Al principio de cada racha sociable (le duraban dos o tres semanas), nos convocaba a cenas o a veladas de itinerante farra con pretextos laborales. 'Quiero que me acompañéis todos a una reunión importante', decía, o a su modo semiautoritario nos ordenaba. 'Me interesa que demos una impresión de núcleo compacto, casi intimidatoria, sabéis, ante una gente con la que debo entenderme.' 'Os ruego que estéis atentos a estos comensales de hoy, haced que se sientan cómodos y se distraigan, pero no dejéis de observarlos, porque os preguntaré acerca de ellos más tarde, será mejor para nosotros cuantas más opiniones tenga.' No solía explicar más apenas, ni en qué consistía el interés o el asunto ni quiénes eran exactamente los individuos con que nos mezclaba, la mayoría británicos con algunos extranjeros sueltos de tarde en tarde, o no tan espaciados si cuento a los americanos y si vuelvo a pensarlo. A veces, sin embargo, resultaba patente qué o quiénes eran, bien por el desarrollo de las conversaciones, bien por tratarse de personajes famosos, tanto como Dick Dearlove o casi. Tupra tenía relaciones increíblemente variadas para ser un solo hombre, si es que lo era en efecto, porque yo lo oí llamar por diferentes nombres o más bien apellidos según el sitio y la compañía y las circunstancias. Al ver que mi sorpresa podía resultar delatora la primera vez que el
maitre
de un buen restaurante se dirigió a él ante mí como 'Mr Dundas', optó por avisarnos o avisarme antes, cada vez que no fuera a ser él mismo íntegramente. 'Aquí soy Mr Dundas', nos advertía. 'Hoy soy Mr Reresby, tenedlo en cuenta.' 'Se me recuerda más como Mr Ure, en esta zona.' Este último hube de pedirle que me lo deletreara, con su pronunciación no fui capaz de pillarlo, es decir, de imaginarlo escrito, en sus labios sonó como 'Iuah', imposible para mí adivinar su ortografía. Todos eran apellidos llamativos, tirando a anticuados, raros (quizá vagamente aristocráticos o aproximadamente escoceses a mis oídos), como si Tupra, ya que renunciaba al suyo, no estuviera dispuesto a prescindir además de la originalidad nominal que lo acompañaba desde su nacimiento, si es que aquel Tupra finlandés, ruso, checo, turco o armenio era tan antiguo en su vida como creía Wheeler.

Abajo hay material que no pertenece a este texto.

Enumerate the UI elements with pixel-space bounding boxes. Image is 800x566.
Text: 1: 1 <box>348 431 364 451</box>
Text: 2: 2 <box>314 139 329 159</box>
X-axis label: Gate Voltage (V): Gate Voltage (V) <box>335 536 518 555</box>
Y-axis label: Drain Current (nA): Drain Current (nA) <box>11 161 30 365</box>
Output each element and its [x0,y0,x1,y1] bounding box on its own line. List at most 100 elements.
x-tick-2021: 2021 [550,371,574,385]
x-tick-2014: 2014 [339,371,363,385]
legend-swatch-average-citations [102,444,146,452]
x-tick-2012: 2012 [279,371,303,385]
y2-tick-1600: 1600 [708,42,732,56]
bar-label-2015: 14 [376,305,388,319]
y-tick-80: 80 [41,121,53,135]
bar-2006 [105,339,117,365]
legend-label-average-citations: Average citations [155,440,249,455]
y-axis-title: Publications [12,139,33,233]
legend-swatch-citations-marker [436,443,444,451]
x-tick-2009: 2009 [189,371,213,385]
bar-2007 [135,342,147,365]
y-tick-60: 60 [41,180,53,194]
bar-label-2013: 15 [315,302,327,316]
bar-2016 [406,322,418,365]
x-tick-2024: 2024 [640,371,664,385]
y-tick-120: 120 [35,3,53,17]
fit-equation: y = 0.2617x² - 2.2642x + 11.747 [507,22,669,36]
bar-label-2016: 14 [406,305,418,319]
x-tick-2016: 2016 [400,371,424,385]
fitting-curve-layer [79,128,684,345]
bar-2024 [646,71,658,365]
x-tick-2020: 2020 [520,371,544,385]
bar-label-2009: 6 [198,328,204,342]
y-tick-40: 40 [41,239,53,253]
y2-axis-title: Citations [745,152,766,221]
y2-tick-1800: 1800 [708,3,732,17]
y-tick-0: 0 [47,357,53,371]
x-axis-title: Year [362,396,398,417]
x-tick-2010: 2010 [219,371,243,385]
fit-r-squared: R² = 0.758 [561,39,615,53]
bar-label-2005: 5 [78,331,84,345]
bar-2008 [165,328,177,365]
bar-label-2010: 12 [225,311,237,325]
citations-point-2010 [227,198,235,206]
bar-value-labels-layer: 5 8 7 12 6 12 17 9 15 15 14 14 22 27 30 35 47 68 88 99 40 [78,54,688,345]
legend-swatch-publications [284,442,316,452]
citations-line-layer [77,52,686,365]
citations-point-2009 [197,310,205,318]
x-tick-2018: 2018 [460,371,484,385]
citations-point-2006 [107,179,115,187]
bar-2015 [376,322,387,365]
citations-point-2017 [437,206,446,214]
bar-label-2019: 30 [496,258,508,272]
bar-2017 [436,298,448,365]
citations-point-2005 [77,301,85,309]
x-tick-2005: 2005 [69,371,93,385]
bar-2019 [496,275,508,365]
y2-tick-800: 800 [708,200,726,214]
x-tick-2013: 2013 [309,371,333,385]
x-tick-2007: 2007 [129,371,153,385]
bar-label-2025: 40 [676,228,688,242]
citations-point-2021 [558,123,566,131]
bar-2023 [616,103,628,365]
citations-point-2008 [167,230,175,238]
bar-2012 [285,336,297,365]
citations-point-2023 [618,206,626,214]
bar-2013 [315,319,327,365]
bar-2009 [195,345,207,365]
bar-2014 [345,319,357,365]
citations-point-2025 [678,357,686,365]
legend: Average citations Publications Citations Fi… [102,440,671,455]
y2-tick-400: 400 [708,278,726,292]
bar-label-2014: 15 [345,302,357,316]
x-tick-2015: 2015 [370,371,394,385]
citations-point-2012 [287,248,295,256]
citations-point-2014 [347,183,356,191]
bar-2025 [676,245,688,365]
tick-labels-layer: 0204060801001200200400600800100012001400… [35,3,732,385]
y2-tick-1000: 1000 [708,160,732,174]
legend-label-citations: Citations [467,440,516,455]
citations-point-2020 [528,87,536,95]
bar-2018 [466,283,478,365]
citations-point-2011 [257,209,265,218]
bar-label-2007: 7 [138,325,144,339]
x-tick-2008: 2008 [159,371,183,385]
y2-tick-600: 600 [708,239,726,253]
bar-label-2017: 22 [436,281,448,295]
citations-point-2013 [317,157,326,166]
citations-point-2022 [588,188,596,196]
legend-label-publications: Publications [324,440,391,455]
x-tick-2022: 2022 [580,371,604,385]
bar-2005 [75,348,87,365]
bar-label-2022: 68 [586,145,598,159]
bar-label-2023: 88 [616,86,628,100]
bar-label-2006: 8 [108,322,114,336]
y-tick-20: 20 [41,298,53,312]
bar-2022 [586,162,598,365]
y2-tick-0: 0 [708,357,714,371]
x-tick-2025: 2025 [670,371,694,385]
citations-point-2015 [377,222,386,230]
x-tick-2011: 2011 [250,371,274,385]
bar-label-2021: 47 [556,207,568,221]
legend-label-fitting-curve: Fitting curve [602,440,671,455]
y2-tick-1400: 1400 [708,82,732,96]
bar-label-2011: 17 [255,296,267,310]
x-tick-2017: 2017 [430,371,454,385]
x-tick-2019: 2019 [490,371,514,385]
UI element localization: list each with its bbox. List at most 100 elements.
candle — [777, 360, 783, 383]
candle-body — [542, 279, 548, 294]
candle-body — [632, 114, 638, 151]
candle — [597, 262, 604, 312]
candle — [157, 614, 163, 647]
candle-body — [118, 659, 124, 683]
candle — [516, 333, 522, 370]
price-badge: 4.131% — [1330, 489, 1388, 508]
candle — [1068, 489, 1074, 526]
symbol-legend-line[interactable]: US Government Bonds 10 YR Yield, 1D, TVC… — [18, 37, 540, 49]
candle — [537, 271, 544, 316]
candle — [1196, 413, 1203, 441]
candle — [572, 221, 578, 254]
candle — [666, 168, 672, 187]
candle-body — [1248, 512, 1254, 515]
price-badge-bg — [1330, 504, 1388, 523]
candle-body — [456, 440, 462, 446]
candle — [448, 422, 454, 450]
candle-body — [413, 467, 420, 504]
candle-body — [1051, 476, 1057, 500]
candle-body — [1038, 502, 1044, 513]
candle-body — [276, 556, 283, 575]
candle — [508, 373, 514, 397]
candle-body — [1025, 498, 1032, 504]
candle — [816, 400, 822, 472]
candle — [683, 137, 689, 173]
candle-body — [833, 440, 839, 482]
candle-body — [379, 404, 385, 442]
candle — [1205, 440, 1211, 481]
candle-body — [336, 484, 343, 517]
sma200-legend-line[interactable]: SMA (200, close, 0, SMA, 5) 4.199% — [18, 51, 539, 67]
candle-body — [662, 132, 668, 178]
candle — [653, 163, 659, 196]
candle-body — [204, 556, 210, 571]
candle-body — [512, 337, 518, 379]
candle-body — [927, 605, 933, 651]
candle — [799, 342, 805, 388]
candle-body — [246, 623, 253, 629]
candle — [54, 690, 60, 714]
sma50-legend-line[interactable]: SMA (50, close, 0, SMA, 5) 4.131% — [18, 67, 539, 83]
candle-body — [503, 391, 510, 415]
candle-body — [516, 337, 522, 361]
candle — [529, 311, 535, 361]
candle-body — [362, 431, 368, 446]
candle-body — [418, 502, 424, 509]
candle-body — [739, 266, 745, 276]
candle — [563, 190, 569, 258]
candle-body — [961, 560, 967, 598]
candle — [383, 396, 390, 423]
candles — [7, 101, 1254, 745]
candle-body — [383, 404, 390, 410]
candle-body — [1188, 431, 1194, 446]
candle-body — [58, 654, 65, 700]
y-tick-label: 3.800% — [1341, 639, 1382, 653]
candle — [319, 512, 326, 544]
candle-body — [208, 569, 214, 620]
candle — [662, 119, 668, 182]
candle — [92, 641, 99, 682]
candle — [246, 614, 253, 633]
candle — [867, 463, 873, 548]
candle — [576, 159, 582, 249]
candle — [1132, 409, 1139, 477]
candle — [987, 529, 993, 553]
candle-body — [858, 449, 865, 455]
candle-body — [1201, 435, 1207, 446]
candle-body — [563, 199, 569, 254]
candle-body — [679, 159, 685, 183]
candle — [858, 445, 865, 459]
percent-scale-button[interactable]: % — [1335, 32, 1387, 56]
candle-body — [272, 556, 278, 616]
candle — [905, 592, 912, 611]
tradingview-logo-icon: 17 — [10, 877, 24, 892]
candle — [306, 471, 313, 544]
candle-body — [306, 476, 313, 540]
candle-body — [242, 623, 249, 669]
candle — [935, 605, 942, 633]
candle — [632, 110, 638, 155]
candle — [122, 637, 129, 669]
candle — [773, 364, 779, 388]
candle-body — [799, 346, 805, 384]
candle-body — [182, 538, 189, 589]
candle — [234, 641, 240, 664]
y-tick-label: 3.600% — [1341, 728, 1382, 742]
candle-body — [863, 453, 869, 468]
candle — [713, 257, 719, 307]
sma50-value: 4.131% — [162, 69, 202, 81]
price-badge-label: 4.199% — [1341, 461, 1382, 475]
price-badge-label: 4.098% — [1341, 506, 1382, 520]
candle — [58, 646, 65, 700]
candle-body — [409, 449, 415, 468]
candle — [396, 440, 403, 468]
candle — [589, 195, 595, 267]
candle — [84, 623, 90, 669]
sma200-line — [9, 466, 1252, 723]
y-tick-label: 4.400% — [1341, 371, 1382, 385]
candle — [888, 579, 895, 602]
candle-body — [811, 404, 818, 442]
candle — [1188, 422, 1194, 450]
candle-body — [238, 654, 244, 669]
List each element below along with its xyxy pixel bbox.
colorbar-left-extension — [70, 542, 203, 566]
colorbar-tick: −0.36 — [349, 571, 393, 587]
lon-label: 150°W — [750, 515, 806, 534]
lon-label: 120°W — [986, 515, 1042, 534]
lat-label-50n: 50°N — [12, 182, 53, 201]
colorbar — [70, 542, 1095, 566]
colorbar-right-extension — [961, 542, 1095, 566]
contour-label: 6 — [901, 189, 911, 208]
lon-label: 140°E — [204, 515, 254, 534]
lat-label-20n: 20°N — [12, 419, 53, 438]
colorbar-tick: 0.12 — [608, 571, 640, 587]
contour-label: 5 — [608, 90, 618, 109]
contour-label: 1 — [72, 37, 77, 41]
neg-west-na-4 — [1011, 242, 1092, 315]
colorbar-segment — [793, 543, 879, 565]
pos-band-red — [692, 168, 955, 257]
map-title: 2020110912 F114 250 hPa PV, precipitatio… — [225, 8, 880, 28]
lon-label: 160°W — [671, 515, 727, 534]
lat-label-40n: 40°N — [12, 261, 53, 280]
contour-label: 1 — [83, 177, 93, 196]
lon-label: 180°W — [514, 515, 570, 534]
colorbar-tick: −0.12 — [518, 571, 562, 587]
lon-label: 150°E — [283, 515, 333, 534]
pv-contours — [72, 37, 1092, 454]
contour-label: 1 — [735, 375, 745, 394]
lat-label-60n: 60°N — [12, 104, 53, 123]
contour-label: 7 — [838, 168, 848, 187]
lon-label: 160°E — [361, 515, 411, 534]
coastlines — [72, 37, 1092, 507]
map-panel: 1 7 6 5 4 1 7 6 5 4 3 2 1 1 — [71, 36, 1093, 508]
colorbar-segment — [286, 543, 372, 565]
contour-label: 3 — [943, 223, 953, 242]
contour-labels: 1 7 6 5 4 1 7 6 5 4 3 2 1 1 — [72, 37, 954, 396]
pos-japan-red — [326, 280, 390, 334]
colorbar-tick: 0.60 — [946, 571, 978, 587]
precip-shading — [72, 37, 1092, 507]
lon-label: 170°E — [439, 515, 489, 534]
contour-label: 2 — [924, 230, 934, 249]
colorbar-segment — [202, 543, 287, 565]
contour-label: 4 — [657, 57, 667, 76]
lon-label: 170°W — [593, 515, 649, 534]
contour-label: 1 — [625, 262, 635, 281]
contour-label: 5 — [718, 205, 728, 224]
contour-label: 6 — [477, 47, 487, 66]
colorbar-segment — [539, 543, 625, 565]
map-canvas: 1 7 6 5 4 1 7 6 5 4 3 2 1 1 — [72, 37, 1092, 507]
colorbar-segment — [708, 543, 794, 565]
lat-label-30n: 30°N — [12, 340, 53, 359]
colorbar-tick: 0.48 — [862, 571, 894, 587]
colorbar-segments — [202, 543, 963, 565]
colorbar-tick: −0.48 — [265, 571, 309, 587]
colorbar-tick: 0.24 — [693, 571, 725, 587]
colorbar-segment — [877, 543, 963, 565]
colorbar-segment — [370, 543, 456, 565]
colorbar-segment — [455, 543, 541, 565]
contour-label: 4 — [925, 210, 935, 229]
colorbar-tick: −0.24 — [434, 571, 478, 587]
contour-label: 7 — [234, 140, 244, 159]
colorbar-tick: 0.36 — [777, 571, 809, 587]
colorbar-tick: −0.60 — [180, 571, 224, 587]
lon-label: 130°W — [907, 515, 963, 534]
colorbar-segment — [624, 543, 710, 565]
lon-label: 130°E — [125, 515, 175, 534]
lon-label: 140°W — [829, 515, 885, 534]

Debía de desagradarle sobremanera la idea de llamarse, aunque fuera un rato, algo confundible o indiferente, que es lo que buscaría la mayoría, en principio, al usar un nombre falso: no sé, Gray, Green, Grant o Graham, por excluir los Brown, Smith y Jones tan gastados.
Por lo general permitía que nos comportáramos con naturalidad social, y sólo en ocasiones especiales nos indicaba algo más preciso que mostrarnos estudiosos y mantenernos bien despiertos, por ejemplo nos encomendaba realizar un determinado sondeo o sonsacamiento; pero entonces no solía llevarnos a los cuatro o más juntos, sino sólo a los más apropiados para cada trabajo, o incluso nada más que a uno, a mí, a Pérez Nuix, a Mulryan o a Rendel, yo fui a solas con él unas cuantas veces y hasta en un par de viajes al extranjero, pero supongo que eso nos caía a todos de vez en cuando. Sí podía pedirnos que estuviéramos solícitos, o que halagáramos o casi cortejáramos a una persona concreta, nos designaba a Rendel o a mí para esas tareas de coba cuando eran mujeres las que planteaban problemas de aburrimiento y queja (esposas de lastre o amantes de aire, con ellas Mulryan no daba buen rendimiento), a Pérez Nuix o a Jane Treves si había que alegrarle el humor y la vista a uno de esos varones que se deprimen y aun se enfurruñan cuando no hay presencias femeninas en torno a una mesa o en una pista de baile (quiero decir presencias ante las que ellos puedan contonearse con conocimiento previo y tuteo, o el equivalente inglés de esto último).